The performance-comparison chart below tells the story. After soaring in early November, small cap value names have seen nothing but profit-taking since early January. Conversely, large cap growth names have led the way on the heels of the aforementioned large-cap tech rally. Take a closer look at the chart, however. Since early June, large cap and mid cap growth stocks have peeled back, while all three value groups have woken up and only in the past week have tiptoed into new multi-week high territory. They're gaining at the expense of the previous winners.

070317-style-cap-ytd [1]

Wedged in the middle of all of these performances is small cap growth, which is still going strong at a sustainable pace. It's a group that validates the idea that slow and steady wins the race.

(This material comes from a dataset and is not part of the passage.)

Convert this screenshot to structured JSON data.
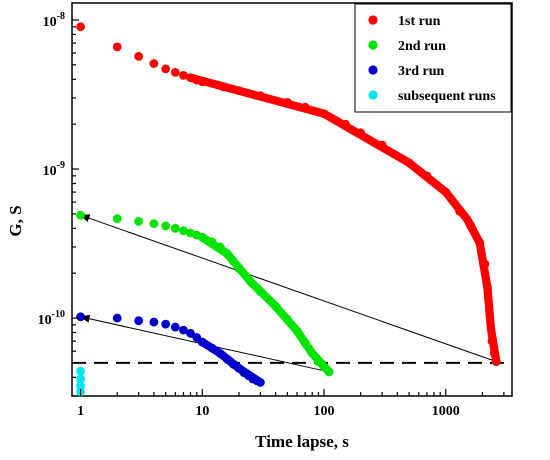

Underscoring the "slow and steady" theory is a zoomed out look at the same six slivers of the market, going back to the beginning of July of 2016. In this timeframe small cap growth is still outperforming all other groups. It's also in this time that the recent leadership — until June — of large cap and mid cap growth stocks made sense. Until December, they were notable laggards. This longer-term timeframe calls into question just how much we should expect large and mid cap growth names to peel back. Everything else was oddly overbought by December, so the year-to-date weakness can't be too much of a surprise. Indeed, from this perspective one could argue we should already be buying large cap growth names again, and avoiding value.

070317-style-cap-year [2]

But, that's not the assessment here. This time around, as usual, we should respond to what the market is doing right now, and trade that way until we have clear evidence those trends aren't panning out. Otherwise we risk waiting too long to make a move.